Table 2. Quality assurance testing.
| Tanzania | Zimbabwe | Soweto South Africa | Vulindlela South Africa | Total | |||||
| Quality assurance testing of HIV NEG samples a | |||||||||
| Tested with HIV Combo (%)b | 1,932 | 1,999 | 2,900 | 2,910 | 9,741 | ||||
| Combo reactive | 15 (0.78%) | 7 (0.35%) | 65 (2.24%) | 23 (0.79%) | 110 (1.13%) | ||||
| HIV POS and HIV DISC samples censored (among those originally classified as HIV POS or HIV DISC) | |||||||||
| Excluded due to contamination | 0 | 0 | 292 | 0 | 292 | ||||
| Excluded for other reasonsc | 0 | 1 | 23 | 4 | 28 | ||||
| Classification of HIV DISC samples a | |||||||||
| Samples remaining after exclusions | 187 | 19 | 20 | 46 | 272 | ||||
| HIV uninfected | 184 | 18 | 18 | 45 | 265 | ||||
| HIV infected | 3 | 1 | 2 | 1 | 7 | ||||
| Acute infection | 1 | 0 | 0 | 0 | 1 | ||||
| Early infection | 0 | 0 | 0 | 0 | 0 | ||||
| Established infection | 2d | 1d | 2e | 1e | 6 | ||||
| Classification of HIV POS samples a | |||||||||
| Samples remaining after exclusions | 542 | 1,547 | 1,672 | 3,645 | 7,406 | ||||
| HIV uninfected | 9 | 17 | 22 | 4 | 52 | ||||
| HIV infected | 533 | 1,530 | 1,650 | 3,641 | 7,354 | ||||
| Acute infection | 0 | 0 | 0 | 3 | 3 | ||||
| Early infection | 1 | 0 | 0 | 2 | 3 | ||||
| Established infection | 532 | 1,530 | 1,650 | 3,636 | 7,348 | ||||
Abbreviations: WB: Western blot; HIV Combo: ARCHITECT HIV Ag/Ab Combo assay.

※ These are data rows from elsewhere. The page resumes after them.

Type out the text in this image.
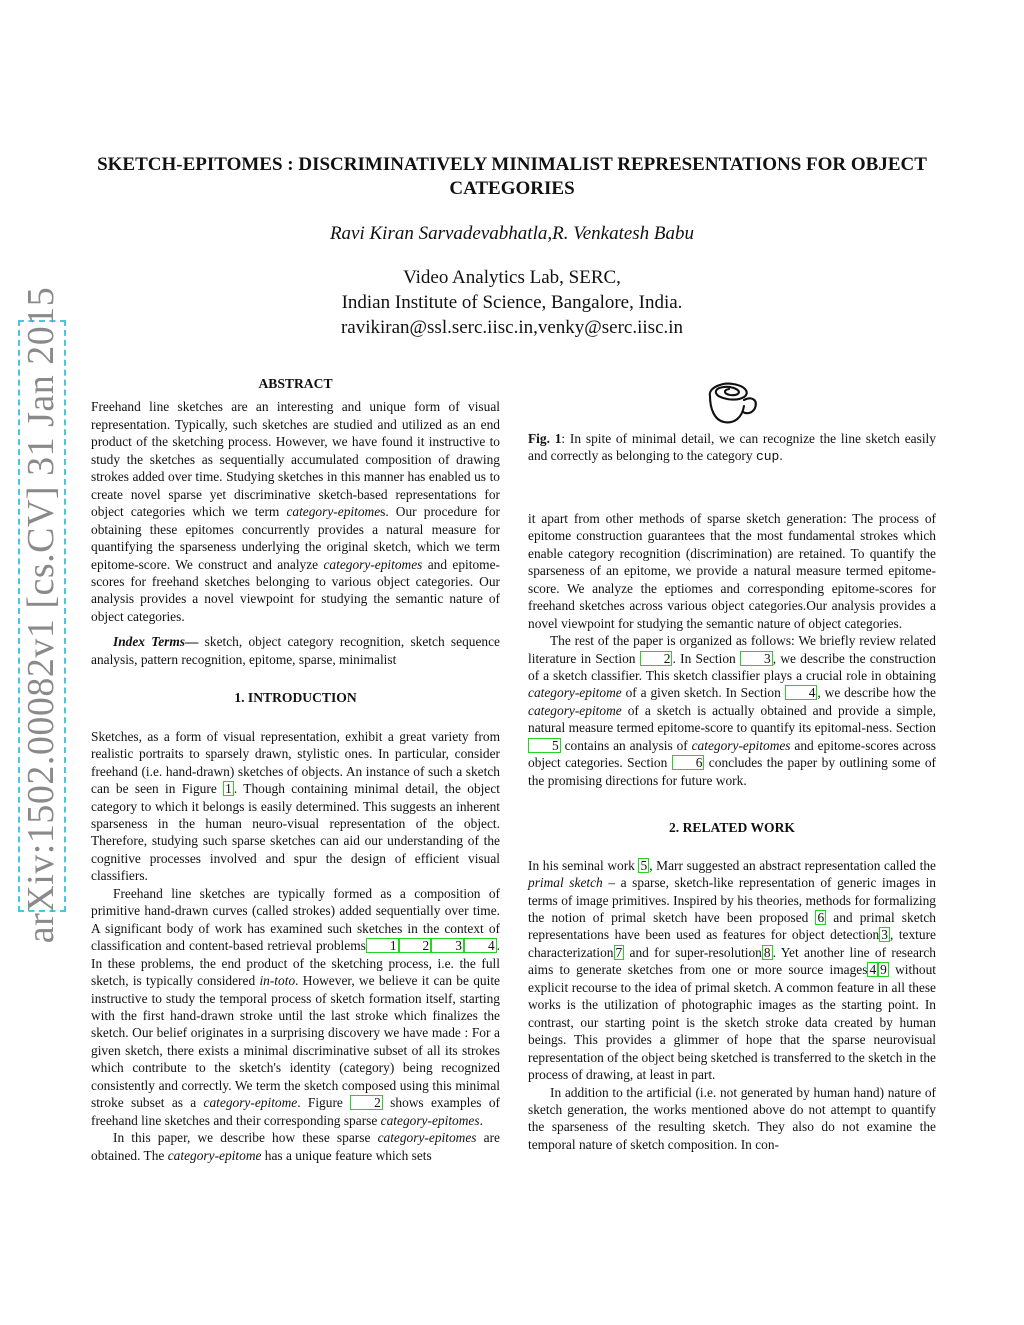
arXiv:1502.00082v1 [cs.CV] 31 Jan 2015
SKETCH-EPITOMES : DISCRIMINATIVELY MINIMALIST REPRESENTATIONS FOR OBJECT CATEGORIES
Ravi Kiran Sarvadevabhatla,R. Venkatesh Babu
Video Analytics Lab, SERC,
Indian Institute of Science, Bangalore, India.
ravikiran@ssl.serc.iisc.in,venky@serc.iisc.in

ABSTRACT

Freehand line sketches are an interesting and unique form of visual representation. Typically, such sketches are studied and utilized as an end product of the sketching process. However, we have found it instructive to study the sketches as sequentially accumulated composition of drawing strokes added over time. Studying sketches in this manner has enabled us to create novel sparse yet discriminative sketch-based representations for object categories which we term category-epitomes. Our procedure for obtaining these epitomes concurrently provides a natural measure for quantifying the sparseness underlying the original sketch, which we term epitome-score. We construct and analyze category-epitomes and epitome-scores for freehand sketches belonging to various object categories. Our analysis provides a novel viewpoint for studying the semantic nature of object categories.

Index Terms— sketch, object category recognition, sketch sequence analysis, pattern recognition, epitome, sparse, minimalist

1. INTRODUCTION

Sketches, as a form of visual representation, exhibit a great variety from realistic portraits to sparsely drawn, stylistic ones. In particular, consider freehand (i.e. hand-drawn) sketches of objects. An instance of such a sketch can be seen in Figure 1 . Though containing minimal detail, the object category to which it belongs is easily determined. This suggests an inherent sparseness in the human neuro-visual representation of the object. Therefore, studying such sparse sketches can aid our understanding of the cognitive processes involved and spur the design of efficient visual classifiers.

Freehand line sketches are typically formed as a composition of primitive hand-drawn curves (called strokes) added sequentially over time. A significant body of work has examined such sketches in the context of classification and content-based retrieval problems 1 2 3 4 . In these problems, the end product of the sketching process, i.e. the full sketch, is typically considered in-toto. However, we believe it can be quite instructive to study the temporal process of sketch formation itself, starting with the first hand-drawn stroke until the last stroke which finalizes the sketch. Our belief originates in a surprising discovery we have made : For a given sketch, there exists a minimal discriminative subset of all its strokes which contribute to the sketch's identity (category) being recognized consistently and correctly. We term the sketch composed using this minimal stroke subset as a category-epitome. Figure 2 shows examples of freehand line sketches and their corresponding sparse category-epitomes.

In this paper, we describe how these sparse category-epitomes are obtained. The category-epitome has a unique feature which sets

Fig. 1: In spite of minimal detail, we can recognize the line sketch easily and correctly as belonging to the category cup.

it apart from other methods of sparse sketch generation: The process of epitome construction guarantees that the most fundamental strokes which enable category recognition (discrimination) are retained. To quantify the sparseness of an epitome, we provide a natural measure termed epitome-score. We analyze the eptiomes and corresponding epitome-scores for freehand sketches across various object categories.Our analysis provides a novel viewpoint for studying the semantic nature of object categories.

The rest of the paper is organized as follows: We briefly review related literature in Section 2 . In Section 3 , we describe the construction of a sketch classifier. This sketch classifier plays a crucial role in obtaining category-epitome of a given sketch. In Section 4 , we describe how the category-epitome of a sketch is actually obtained and provide a simple, natural measure termed epitome-score to quantify its epitomal-ness. Section 5 contains an analysis of category-epitomes and epitome-scores across object categories. Section 6 concludes the paper by outlining some of the promising directions for future work.

2. RELATED WORK

In his seminal work 5 , Marr suggested an abstract representation called the primal sketch – a sparse, sketch-like representation of generic images in terms of image primitives. Inspired by his theories, methods for formalizing the notion of primal sketch have been proposed 6 and primal sketch representations have been used as features for object detection 3 , texture characterization 7 and for super-resolution 8 . Yet another line of research aims to generate sketches from one or more source images 4 9 without explicit recourse to the idea of primal sketch. A common feature in all these works is the utilization of photographic images as the starting point. In contrast, our starting point is the sketch stroke data created by human beings. This provides a glimmer of hope that the sparse neurovisual representation of the object being sketched is transferred to the sketch in the process of drawing, at least in part.

In addition to the artificial (i.e. not generated by human hand) nature of sketch generation, the works mentioned above do not attempt to quantify the sparseness of the resulting sketch. They also do not examine the temporal nature of sketch composition. In con-
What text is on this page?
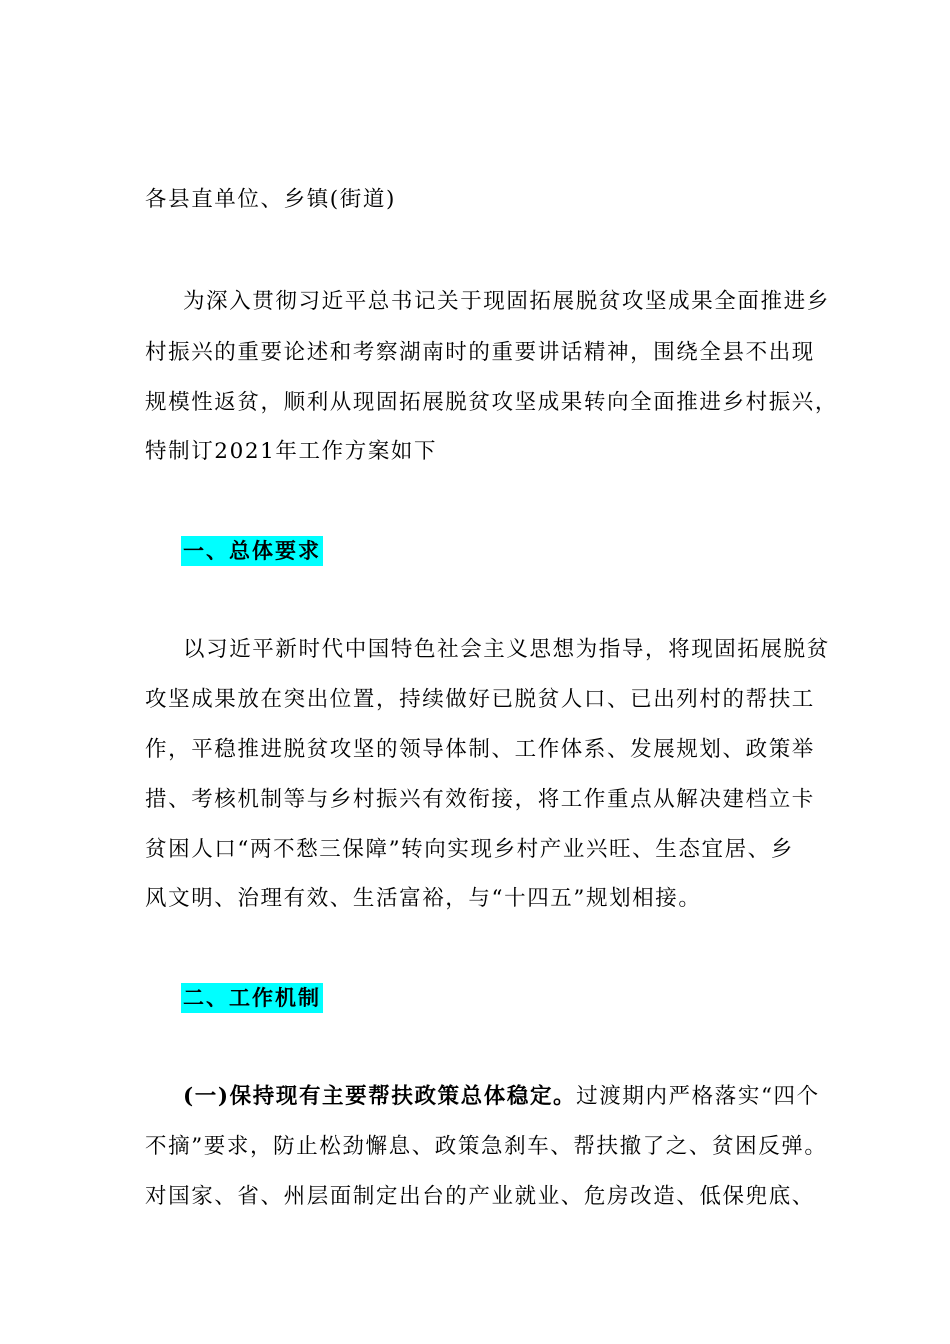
各县直单位、乡镇(街道)
为深入贯彻习近平总书记关于现固拓展脱贫攻坚成果全面推进乡
村振兴的重要论述和考察湖南时的重要讲话精神，围绕全县不出现
规模性返贫，顺利从现固拓展脱贫攻坚成果转向全面推进乡村振兴，
特制订2021年工作方案如下
一、总体要求
以习近平新时代中国特色社会主义思想为指导，将现固拓展脱贫
攻坚成果放在突出位置，持续做好已脱贫人口、已出列村的帮扶工
作，平稳推进脱贫攻坚的领导体制、工作体系、发展规划、政策举
措、考核机制等与乡村振兴有效衔接，将工作重点从解决建档立卡
贫困人口“两不愁三保障”转向实现乡村产业兴旺、生态宜居、乡
风文明、治理有效、生活富裕，与“十四五”规划相接。
二、工作机制
(一)保持现有主要帮扶政策总体稳定。过渡期内严格落实“四个
不摘”要求，防止松劲懈息、政策急刹车、帮扶撤了之、贫困反弹。
对国家、省、州层面制定出台的产业就业、危房改造、低保兜底、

The HIV status of study participants was initially characterized based on the results of the two HIV rapid tests performed in-country (see Methods): HIV POS: two reactive HIV rapid tests. HIV DISC: one reactive and one non-reactive HIV rapid test. HIV NEG: two non-reactive HIV rapid tests. The testing algorithm used to confirm the HIV status of HIV NEG and HIV DISC samples (quality assurance testing) are shown in Figure 1. Quality assurance testing was only performed for HIV POS samples if results from the avidity assay suggested absent or extremely low levels of anti-HIV antibodies.
This indicates the number of samples that had reactive results using the HIV Combo assay (signal/cutoff >1). According to the package insert, specimens that are initially reactive with HIV Combo should be retested in duplicate and only repeatedly reactive specimens are considered reactive. In this study, samples were analyzed only once using the HIV Combo assay.
28 samples were excluded for reasons other than contamination, including: no CD4 cell count obtained (N = 5); insufficient quantity of plasma stored for testing (N = 2); failure of sample tracking (N = 17); protocol violation (N = 4).
These three samples were subsequently classified as MAA positive.
These three samples were subsequently classified as MAA negative.